Frail Bodies of All Kinds: "Peaceful Protest Can Free Palestine" by Mustafa Barghouthi, February 21, 2012

Aged bodies, deep in their knowledge of the pains of history, of men, of rabid nation states, aged Jewish women sitting for peace in the hot sun of Jerusalem, ask us to listen to the other ways. On both sides of walls, those imprisoned from within and those held hostage from their own lands, bodies speak other languages; against the iron cruelty of "administrative detention," Khader Adnan used self imposed frailty to bring attention to the sorrows of his people. Barghouthi writes: "Mr Adnan's actions over the nine weeks demonstrated that he was willingly to give his life nonviolently and selflessly to advance Palestinian freedom. Others must show similar courage...Our movement is not intended to delegitimize Israel, as the the Israeli government claims. It is, instead, a movement to delegitimize the Israeli occupation of the West Bank, which we believe is the last surviving apartheid system in the world. It is a movement that could free Palestinians from nearly 45 years of occupation and Israelis from being part of the last colonial-settler systems of our time....The power of nonviolence is that it gives Palestinians of all ages and walks of life the tools to challenge those subjugating us. And thousands of peace activists around the world have joined our movement.  In demonstrations in East Jerusalem, Silwan and Hebron we are also being joined by a new and younger Israeli peace movement that categorically rejects Israeli occupation."
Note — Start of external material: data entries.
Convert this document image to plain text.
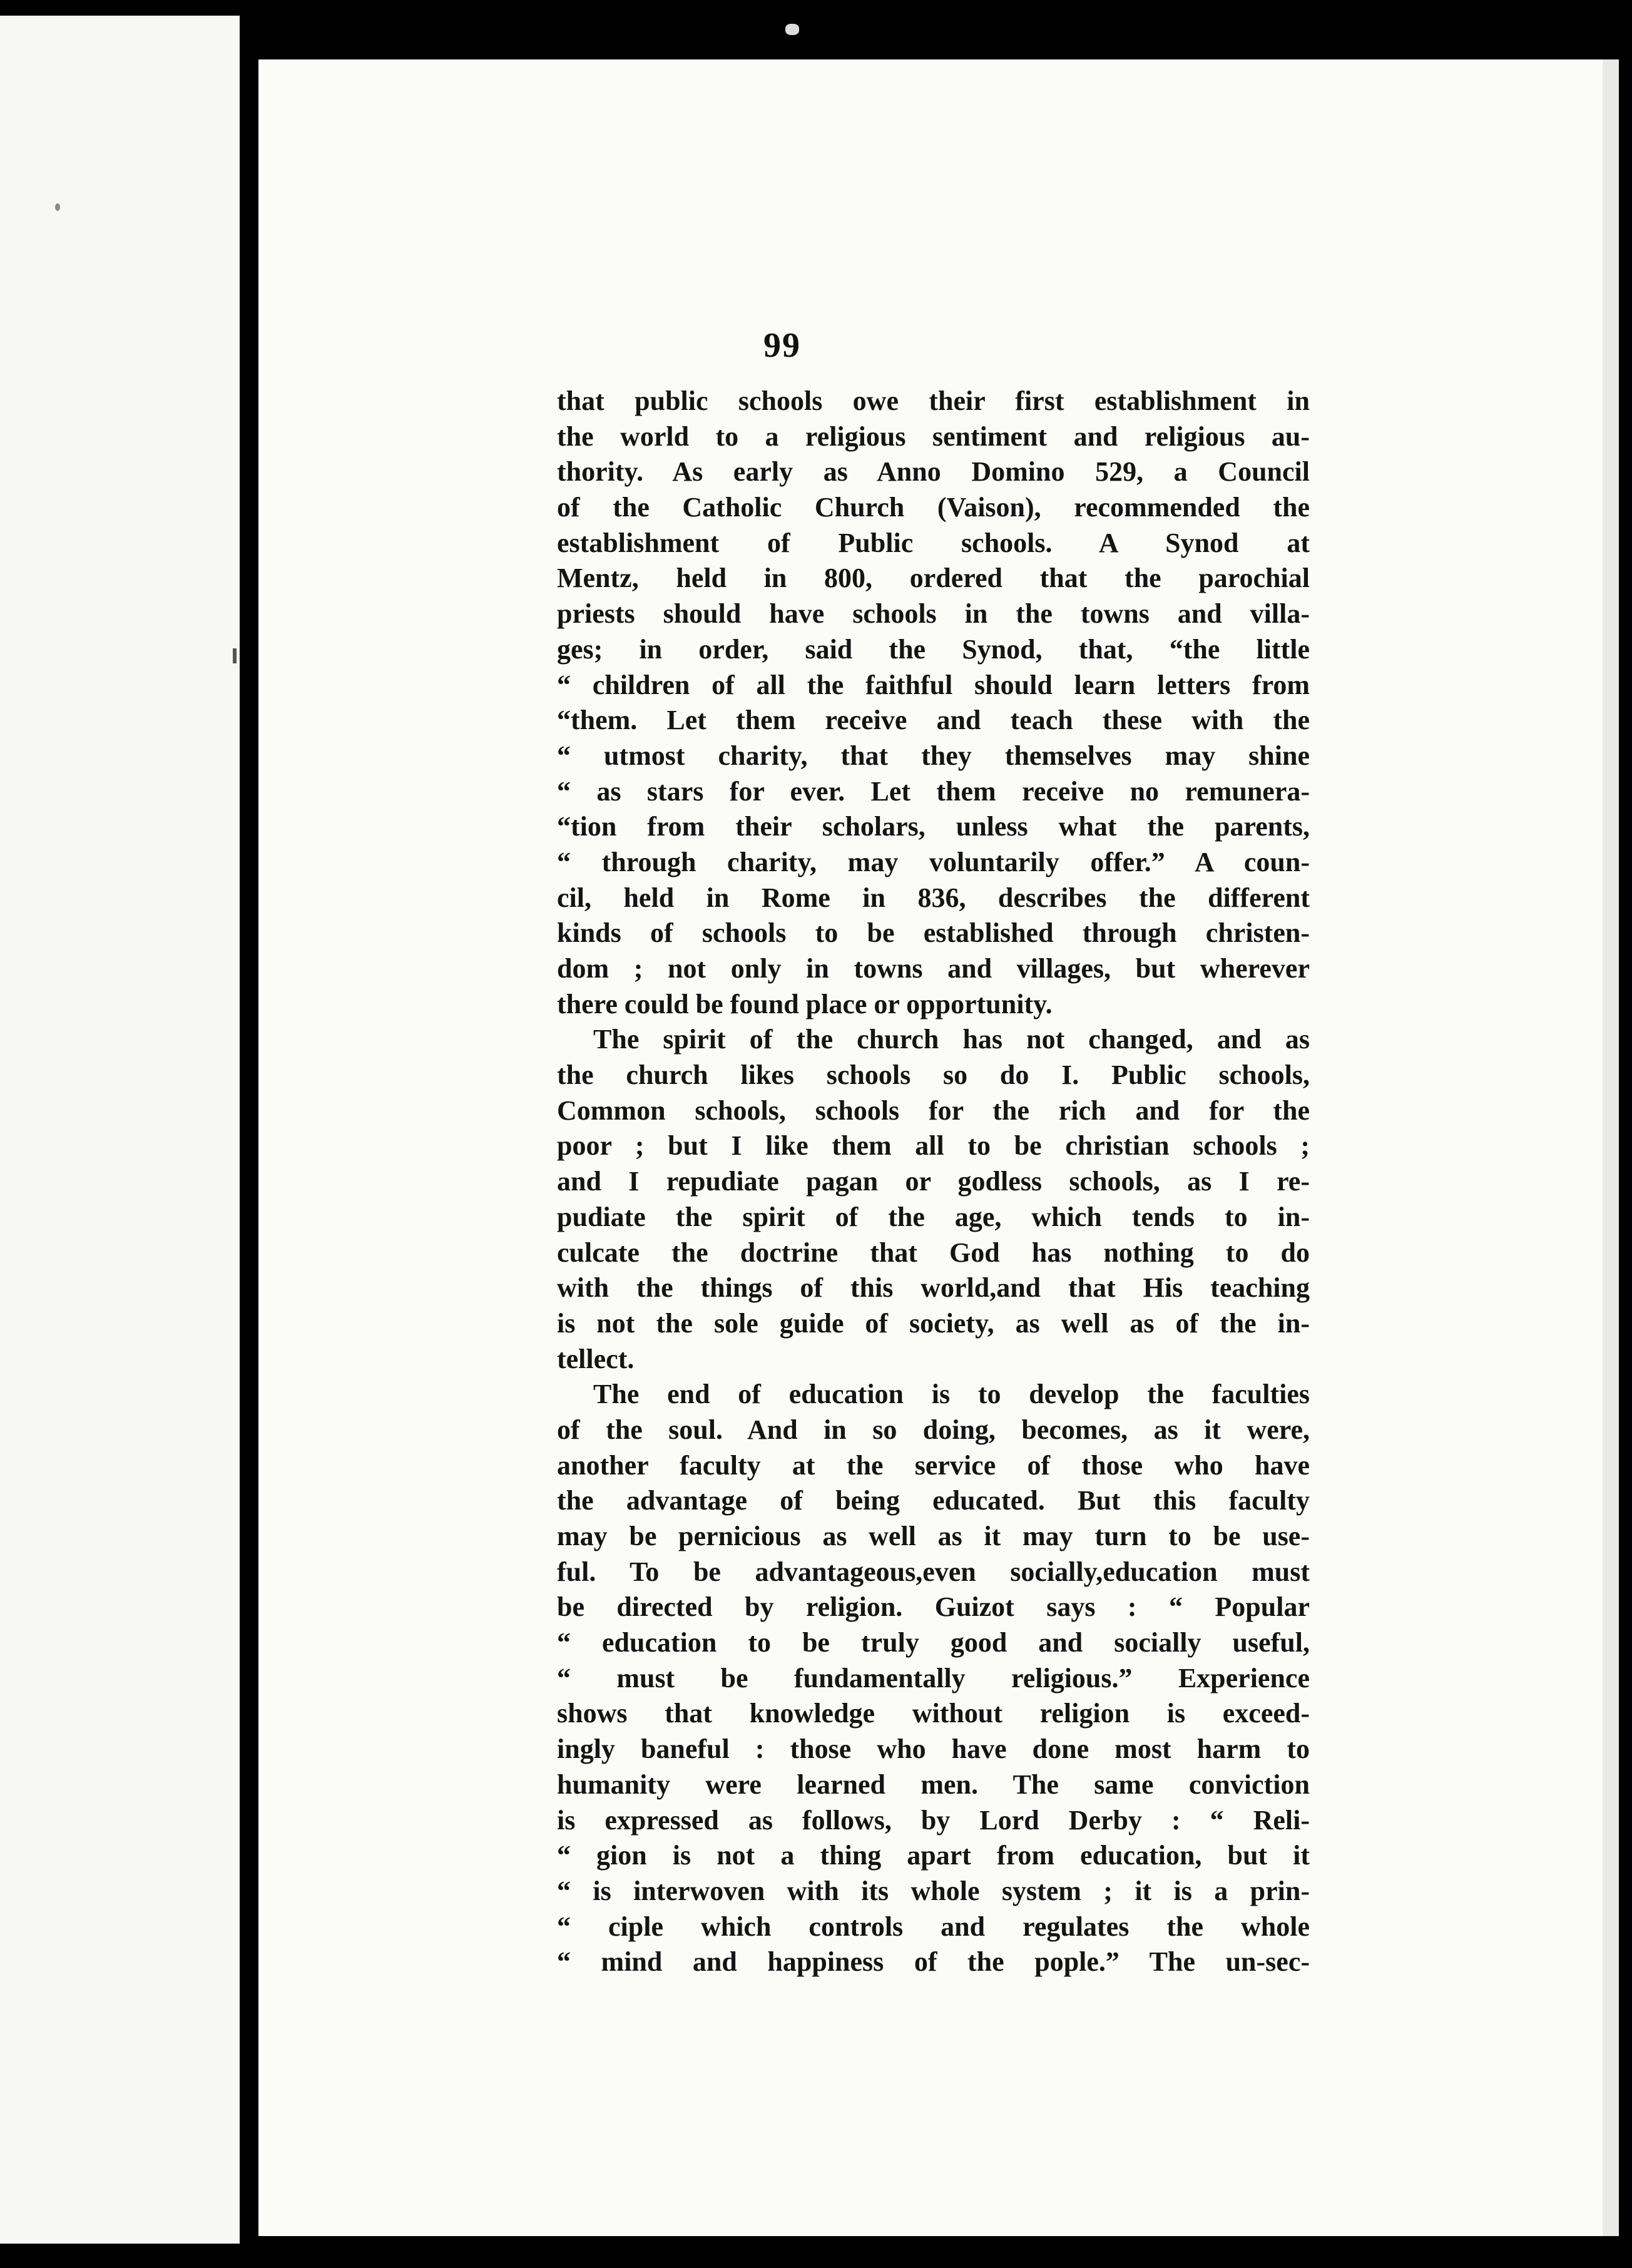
99
that public schools owe their first establishment in
the world to a religious sentiment and religious au-
thority. As early as Anno Domino 529, a Council
of the Catholic Church (Vaison), recommended the
establishment of Public schools. A Synod at
Mentz, held in 800, ordered that the parochial
priests should have schools in the towns and villa-
ges; in order, said the Synod, that, “the little
“ children of all the faithful should learn letters from
“them. Let them receive and teach these with the
“ utmost charity, that they themselves may shine
“ as stars for ever. Let them receive no remunera-
“tion from their scholars, unless what the parents,
“ through charity, may voluntarily offer.” A coun-
cil, held in Rome in 836, describes the different
kinds of schools to be established through christen-
dom ; not only in towns and villages, but wherever
there could be found place or opportunity.
The spirit of the church has not changed, and as
the church likes schools so do I. Public schools,
Common schools, schools for the rich and for the
poor ; but I like them all to be christian schools ;
and I repudiate pagan or godless schools, as I re-
pudiate the spirit of the age, which tends to in-
culcate the doctrine that God has nothing to do
with the things of this world,and that His teaching
is not the sole guide of society, as well as of the in-
tellect.
The end of education is to develop the faculties
of the soul. And in so doing, becomes, as it were,
another faculty at the service of those who have
the advantage of being educated. But this faculty
may be pernicious as well as it may turn to be use-
ful. To be advantageous,even socially,education must
be directed by religion. Guizot says : “ Popular
“ education to be truly good and socially useful,
“ must be fundamentally religious.” Experience
shows that knowledge without religion is exceed-
ingly baneful : those who have done most harm to
humanity were learned men. The same conviction
is expressed as follows, by Lord Derby : “ Reli-
“ gion is not a thing apart from education, but it
“ is interwoven with its whole system ; it is a prin-
“ ciple which controls and regulates the whole
“ mind and happiness of the pople.” The un-sec-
Lock the dissidents up and no one will look, build bigger and bigger militarized police forces to keep people off the streets and still call it democracy, spend millions to get the right wing, "pro-Israel" candidate elected and write articles in American papers calling for the assassination of Barack Obama and call it love of democracy. Yes, the body deemed unwanted, deemed a national danger,can be locked away from the force of law by the force of nationalism; we have seen it before. But the public human heart dies a little every time the blows of a police baton force a human figure to the ground, every time the iron doors clang shut in a prison no one knows where, the sun blotted out for how long no one knows. But we do know, don't we? Not the names or the last light on the face we have never seen, but we know in our name, our governments and their allies, disappear the unwanted, the speakers of No. Frail bodies--oh our frail bodies, all the years of my life, I have seen you, arms joined, walking through their ugliness, in Soweto, in Selma, in Moscow, in Calcutta and Delhi, in Burma, making ghosts of the occupying State.